Die Abgeordneten der serbischen Minderheit nahmen an der Krisensitzung des Parlaments am Freitag und Samstag nicht teil. Sie berieten sich stattdessen in Belgrad mit dem serbischen Regierungschef Aleksandar Vucic. „Die politische Krise stürzt das Land ins Chaos“, titelte die wichtigste Zeitung „Koha ditore“ am Samstag in Pristina.
Zum dritten Mal in einem Monat hatte die Opposition seit Freitagnachmittag die Abgeordneten wiederholt mit Tränengas auseinandergetrieben. Die Opposition unter Führung der nationalistischen „Vetevensoje“ (Selbstbestimmung) wurde auf den Straßen rund um das Parlament von Demonstranten unterstützt, die sich gewalttätige Auseinandersetzungen mit der Polizei lieferten. Sie warfen Steine und Molotowcocktails und steckten Autoreifen in Brand. Zuletzt flogen kurz vor Mitternacht auch Plastikflaschen gegen Regierungschef Isa Mustafa und Außenminister Hashim Thaci. (APA/dpa)
Gewalt im Parlament
Tränengas im Kosovo-Parlament hat bereits mehrfach die Arbeit der Abgeordneten unterbrochen. Auch in anderen Volksvertretungen endeten Debatten schon jäh - nicht selten war Gewalt im Spiel. Einige Beispiele:
- Februar 2015, TÜRKEI: Bei der Debatte über ein Sicherheitsgesetz gehen in Ankara Abgeordnete innerhalb von 48 Stunden zweimal mit Fäusten aufeinander los und werfen mit Stühlen. Insgesamt gibt es zehn Verletzte.

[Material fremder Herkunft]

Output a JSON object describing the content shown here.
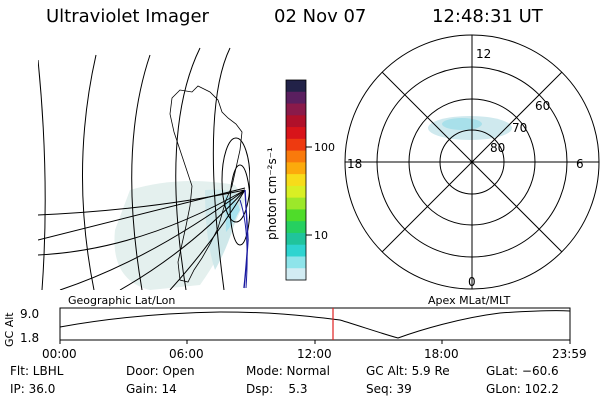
{
  "header": {
    "instrument": "Ultraviolet Imager",
    "date": "02 Nov 07",
    "time": "12:48:31 UT"
  },
  "colorbar": {
    "unit_label": "photon cm⁻²s⁻¹",
    "tick_labels": [
      "100",
      "10"
    ],
    "colors": [
      "#222248",
      "#5a1f5f",
      "#8a1a4a",
      "#b0102a",
      "#d8141a",
      "#ee3a10",
      "#f97a0c",
      "#fcaa0c",
      "#f7dc1a",
      "#d9ef24",
      "#9ce82a",
      "#4fdc2a",
      "#26d060",
      "#20c49c",
      "#2ed4d0",
      "#8ee4ea",
      "#d2ecf3"
    ]
  },
  "polar_plot": {
    "mlt_labels": {
      "top": "12",
      "left": "18",
      "right": "6",
      "bottom": "0"
    },
    "lat_labels": [
      "60",
      "70",
      "80"
    ]
  },
  "map_labels": {
    "left": "Geographic Lat/Lon",
    "right": "Apex MLat/MLT"
  },
  "orbit_plot": {
    "y_title": "GC Alt",
    "y_ticks": [
      "9.0",
      "1.8"
    ],
    "x_ticks": [
      "00:00",
      "06:00",
      "12:00",
      "18:00",
      "23:59"
    ],
    "marker_color": "#e02020"
  },
  "footer": {
    "rows": [
      [
        "Flt: LBHL",
        "Door: Open",
        "Mode: Normal",
        "GC Alt: 5.9 Re",
        "GLat: −60.6"
      ],
      [
        "IP: 36.0",
        "Gain: 14",
        "Dsp:    5.3",
        "Seq: 39",
        "GLon: 102.2"
      ]
    ]
  }
}
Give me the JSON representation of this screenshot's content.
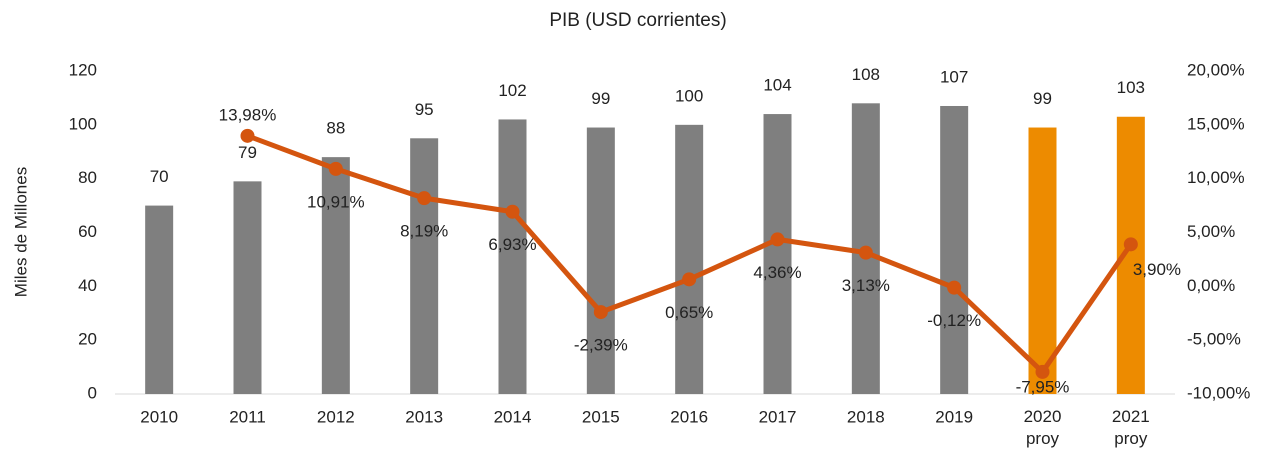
{
  "chart_data": {
    "type": "bar_line",
    "title": "PIB (USD corrientes)",
    "y_label": "Miles de Millones",
    "categories": [
      "2010",
      "2011",
      "2012",
      "2013",
      "2014",
      "2015",
      "2016",
      "2017",
      "2018",
      "2019",
      "2020 proy",
      "2021 proy"
    ],
    "series": [
      {
        "type": "bar",
        "values": [
          70,
          79,
          88,
          95,
          102,
          99,
          100,
          104,
          108,
          107,
          99,
          103
        ],
        "colors": [
          "#7f7f7f",
          "#7f7f7f",
          "#7f7f7f",
          "#7f7f7f",
          "#7f7f7f",
          "#7f7f7f",
          "#7f7f7f",
          "#7f7f7f",
          "#7f7f7f",
          "#7f7f7f",
          "#ed8b00",
          "#ed8b00"
        ]
      },
      {
        "type": "line",
        "axis": "y2",
        "color": "#d4550f",
        "values": [
          null,
          13.98,
          10.91,
          8.19,
          6.93,
          -2.39,
          0.65,
          4.36,
          3.13,
          -0.12,
          -7.95,
          3.9
        ],
        "value_labels": [
          null,
          "13,98%",
          "10,91%",
          "8,19%",
          "6,93%",
          "-2,39%",
          "0,65%",
          "4,36%",
          "3,13%",
          "-0,12%",
          "-7,95%",
          "3,90%"
        ]
      }
    ],
    "ylim": [
      0,
      120
    ],
    "yticks": [
      0,
      20,
      40,
      60,
      80,
      100,
      120
    ],
    "y2lim": [
      -10,
      20
    ],
    "y2ticks": [
      {
        "value": -10,
        "label": "-10,00%"
      },
      {
        "value": -5,
        "label": "-5,00%"
      },
      {
        "value": 0,
        "label": "0,00%"
      },
      {
        "value": 5,
        "label": "5,00%"
      },
      {
        "value": 10,
        "label": "10,00%"
      },
      {
        "value": 15,
        "label": "15,00%"
      },
      {
        "value": 20,
        "label": "20,00%"
      }
    ],
    "grid": false
  }
}
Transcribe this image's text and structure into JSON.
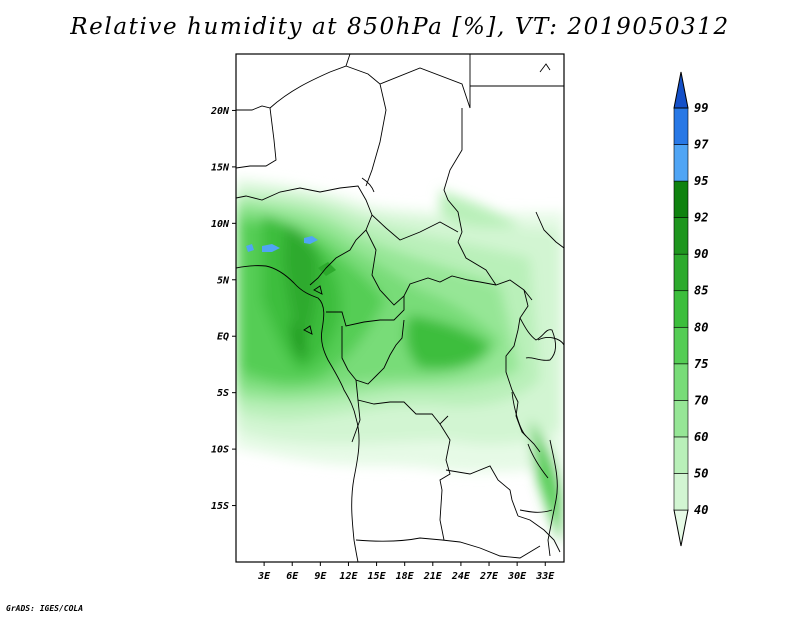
{
  "title": "Relative humidity at 850hPa [%], VT: 2019050312",
  "credit": "GrADS: IGES/COLA",
  "map": {
    "lon_range": [
      0,
      35
    ],
    "lat_range": [
      -20,
      25
    ],
    "lat_ticks": [
      {
        "value": 20,
        "label": "20N"
      },
      {
        "value": 15,
        "label": "15N"
      },
      {
        "value": 10,
        "label": "10N"
      },
      {
        "value": 5,
        "label": "5N"
      },
      {
        "value": 0,
        "label": "EQ"
      },
      {
        "value": -5,
        "label": "5S"
      },
      {
        "value": -10,
        "label": "10S"
      },
      {
        "value": -15,
        "label": "15S"
      }
    ],
    "lon_ticks": [
      {
        "value": 3,
        "label": "3E"
      },
      {
        "value": 6,
        "label": "6E"
      },
      {
        "value": 9,
        "label": "9E"
      },
      {
        "value": 12,
        "label": "12E"
      },
      {
        "value": 15,
        "label": "15E"
      },
      {
        "value": 18,
        "label": "18E"
      },
      {
        "value": 21,
        "label": "21E"
      },
      {
        "value": 24,
        "label": "24E"
      },
      {
        "value": 27,
        "label": "27E"
      },
      {
        "value": 30,
        "label": "30E"
      },
      {
        "value": 33,
        "label": "33E"
      }
    ]
  },
  "colorbar": {
    "levels": [
      "40",
      "50",
      "60",
      "70",
      "75",
      "80",
      "85",
      "90",
      "92",
      "95",
      "97",
      "99"
    ],
    "colors": [
      "#e6fae6",
      "#d2f5d2",
      "#b9f0b9",
      "#96e696",
      "#78dc78",
      "#55cd55",
      "#3cbe3c",
      "#2daa2d",
      "#1e961e",
      "#0f820f",
      "#50a5f5",
      "#2878e6",
      "#1450c8"
    ]
  }
}
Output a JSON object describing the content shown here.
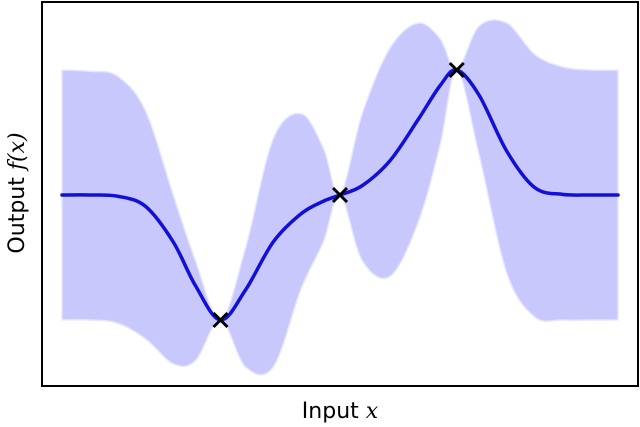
{
  "chart_data": {
    "type": "line",
    "title": "",
    "xlabel": "Input",
    "xlabel_var": "x",
    "ylabel": "Output",
    "ylabel_var": "f(x)",
    "xlim": [
      0,
      10
    ],
    "ylim": [
      -3.0,
      3.0
    ],
    "grid": false,
    "ticks": "none",
    "colors": {
      "mean": "#1010d8",
      "band": "#c8c8fc",
      "band_edge": "#e6e6ff",
      "observation": "#000000",
      "frame": "#000000"
    },
    "observations": {
      "x": [
        2.85,
        5.0,
        7.1
      ],
      "y": [
        -2.0,
        0.0,
        2.0
      ]
    },
    "series": [
      {
        "kind": "mean",
        "x": [
          0,
          0.5,
          1.0,
          1.5,
          2.0,
          2.4,
          2.85,
          3.3,
          3.8,
          4.3,
          4.7,
          5.0,
          5.4,
          5.9,
          6.4,
          6.8,
          7.1,
          7.5,
          8.0,
          8.5,
          9.0,
          9.5,
          10
        ],
        "y": [
          0,
          0,
          -0.02,
          -0.18,
          -0.75,
          -1.45,
          -2.0,
          -1.52,
          -0.75,
          -0.3,
          -0.1,
          0,
          0.15,
          0.55,
          1.2,
          1.75,
          2.0,
          1.6,
          0.7,
          0.12,
          0.01,
          0,
          0
        ]
      },
      {
        "kind": "confidence_upper",
        "x": [
          0,
          0.5,
          1.0,
          1.5,
          2.0,
          2.4,
          2.85,
          3.3,
          3.8,
          4.3,
          4.7,
          5.0,
          5.4,
          5.9,
          6.4,
          6.8,
          7.1,
          7.5,
          8.0,
          8.5,
          9.0,
          9.5,
          10
        ],
        "y": [
          2.0,
          1.98,
          1.9,
          1.35,
          0.0,
          -1.05,
          -2.0,
          -0.85,
          0.9,
          1.3,
          0.75,
          0,
          1.3,
          2.35,
          2.75,
          2.5,
          2.0,
          2.7,
          2.75,
          2.25,
          2.05,
          2.0,
          2.0
        ]
      },
      {
        "kind": "confidence_lower",
        "x": [
          0,
          0.5,
          1.0,
          1.5,
          2.0,
          2.4,
          2.85,
          3.3,
          3.8,
          4.3,
          4.7,
          5.0,
          5.4,
          5.9,
          6.4,
          6.8,
          7.1,
          7.5,
          8.0,
          8.5,
          9.0,
          9.5,
          10
        ],
        "y": [
          -2.0,
          -2.0,
          -2.05,
          -2.3,
          -2.7,
          -2.65,
          -2.0,
          -2.75,
          -2.75,
          -1.5,
          -0.75,
          0,
          -1.05,
          -1.3,
          -0.45,
          0.8,
          2.0,
          0.65,
          -1.25,
          -1.95,
          -2.0,
          -2.0,
          -2.0
        ]
      }
    ]
  }
}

- April 2014, UKRAINE: In Kiew setzen Abgeordnete ein Wortgefecht über die Lage in der Ostukraine mit Fäusten fort. In der Obersten Rada gab es mehrfach derartige Gewaltausbrüche. 2011 gingen politische Gegner auch auf den Abgeordneten und Boxweltmeister Vitali Klitschko los.
- Februar 2014, INDIEN: Mit dem Einsatz von Pfefferspray im Parlament will ein Abgeordneter in Neu Delhi die Debatte um die Bildung eines neuen Bundesstaates verhindern.
- Mai 2013, VENEZUELA: Der Streit der Parlamentarier in Caracas um den Ausgang der Präsidentenwahl endet in einer wüsten Schlägerei mit mehreren Verletzten.
- Februar 2011, KUWAIT: Während einer Terrordebatte im Parlament in Kuwait-Stadt gehen Abgeordnete mit Fäusten aufeinander los und schlagen mit Riemen um sich, die Araber zum Befestigen ihrer traditionellen Kopfbedeckung verwenden.